I want so badly to know what this experience was, and yet am also happy to not know what it is, to have to come about that moment on my own, to find my own Washington Market.
And so, I am riding on this train, Metro North, to go hiking in the woods with a boy I don't know too well, that I met a week or so ago, but who I find myself really attracted to and who I find myself wanting to spend a great deal of time with. He is moving away from this city in a month, moving to Portland. He is over it. I sometimes am, but am other times so in love with this city, head over heels in love with, graffiting its name under bridge in love with.

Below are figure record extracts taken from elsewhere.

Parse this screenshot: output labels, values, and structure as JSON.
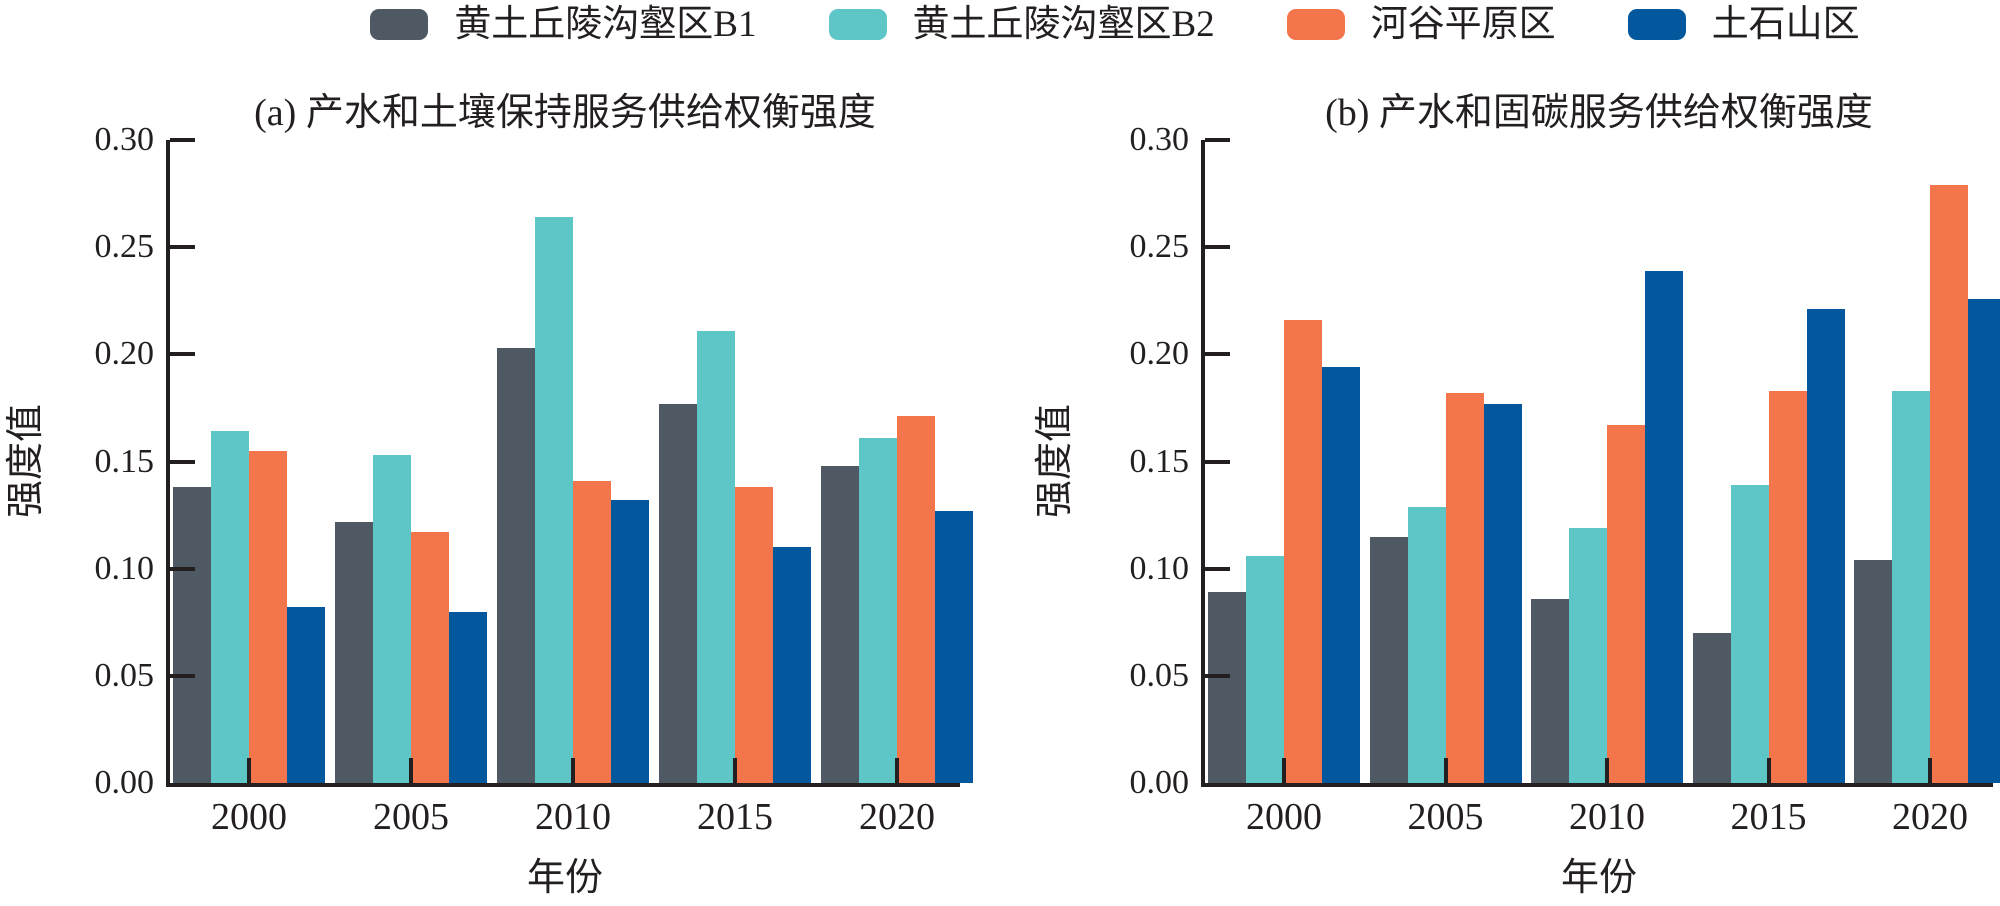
{
  "page": {
    "background": "#ffffff",
    "text_color": "#231f20"
  },
  "legend": {
    "items": [
      {
        "name": "loess-hilly-gully-b1",
        "label": "黄土丘陵沟壑区B1",
        "color": "#4e5964"
      },
      {
        "name": "loess-hilly-gully-b2",
        "label": "黄土丘陵沟壑区B2",
        "color": "#5fc6c7"
      },
      {
        "name": "river-valley-plain",
        "label": "河谷平原区",
        "color": "#f2754b"
      },
      {
        "name": "earth-rock-mountain",
        "label": "土石山区",
        "color": "#03589d"
      }
    ]
  },
  "axis": {
    "y_tick_labels": [
      "0.00",
      "0.05",
      "0.10",
      "0.15",
      "0.20",
      "0.25",
      "0.30"
    ],
    "x_tick_labels": [
      "2000",
      "2005",
      "2010",
      "2015",
      "2020"
    ]
  },
  "chart_data": [
    {
      "type": "bar",
      "title": "(a) 产水和土壤保持服务供给权衡强度",
      "xlabel": "年份",
      "ylabel": "强度值",
      "ylim": [
        0,
        0.3
      ],
      "ytick_step": 0.05,
      "grid": false,
      "legend_position": "top-center",
      "categories": [
        "2000",
        "2005",
        "2010",
        "2015",
        "2020"
      ],
      "series": [
        {
          "name": "黄土丘陵沟壑区B1",
          "color": "#4e5964",
          "values": [
            0.138,
            0.122,
            0.203,
            0.177,
            0.148
          ]
        },
        {
          "name": "黄土丘陵沟壑区B2",
          "color": "#5fc6c7",
          "values": [
            0.164,
            0.153,
            0.264,
            0.211,
            0.161
          ]
        },
        {
          "name": "河谷平原区",
          "color": "#f2754b",
          "values": [
            0.155,
            0.117,
            0.141,
            0.138,
            0.171
          ]
        },
        {
          "name": "土石山区",
          "color": "#03589d",
          "values": [
            0.082,
            0.08,
            0.132,
            0.11,
            0.127
          ]
        }
      ]
    },
    {
      "type": "bar",
      "title": "(b) 产水和固碳服务供给权衡强度",
      "xlabel": "年份",
      "ylabel": "强度值",
      "ylim": [
        0,
        0.3
      ],
      "ytick_step": 0.05,
      "grid": false,
      "legend_position": "top-center",
      "categories": [
        "2000",
        "2005",
        "2010",
        "2015",
        "2020"
      ],
      "series": [
        {
          "name": "黄土丘陵沟壑区B1",
          "color": "#4e5964",
          "values": [
            0.089,
            0.115,
            0.086,
            0.07,
            0.104
          ]
        },
        {
          "name": "黄土丘陵沟壑区B2",
          "color": "#5fc6c7",
          "values": [
            0.106,
            0.129,
            0.119,
            0.139,
            0.183
          ]
        },
        {
          "name": "河谷平原区",
          "color": "#f2754b",
          "values": [
            0.216,
            0.182,
            0.167,
            0.183,
            0.279
          ]
        },
        {
          "name": "土石山区",
          "color": "#03589d",
          "values": [
            0.194,
            0.177,
            0.239,
            0.221,
            0.226
          ]
        }
      ]
    }
  ]
}
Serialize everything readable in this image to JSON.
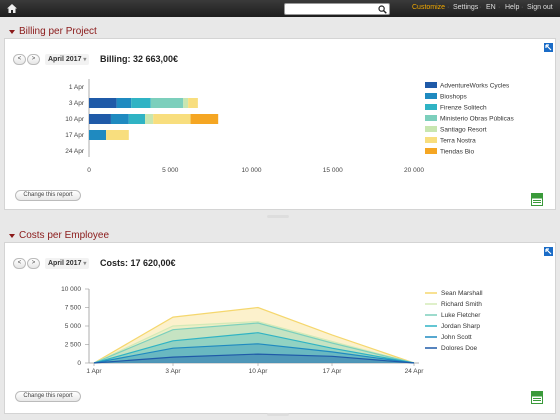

Those opening piano chords start and I exhale and I admit that I can't go anywhere else, that this is home.
"Some folks like to get away/
take a holiday from the neighborhood/
hop a flight to Miami Beach or to Hollywood/
but I am taking a Greyhound on the Hudson River Line."
And so maybe it wasn't a Greyhound I was on, maybe it was a commuter rail line, but the song was having an incredible effect on me as I rode along the Hudson River, hearing these lyrics, looking at rail yards, small towns, leafless trees, and bits of ice bobbing in the river.
There was snow on the ground, a thing we had not really anticipated when we decided to make this trip. We scaled rocks, slippery and big. We made it to the top of these rocks and lay in the sun and made out on a rock overlooking the Hudson. The hike down went on and on, the trails covered in slippery snow, which our tennis shoes weren't doing much to keep from soaking our feet. The sun got lower and lower. We made out of the woods before it was entirely set.
We ate burgers, drank beers, and caught the train back to New York City. We watched "Drag Race" with friends at Macri Park and then went to Metropolitan for dollar PBRs. I was ready to be home. Metropolitan was like what I imagine a sad Berlin gay bar to be, mainly because of the terrible dance music that was being played. The music was really putting me on edge and making me vaguely paranoid. I said goodbye to Taylor.
Waiting for the train, I put on my headphones, played a particular Billy Joel song, and calmed down, immediately felt better, felt secure about where my place was in this world, believed I had a home.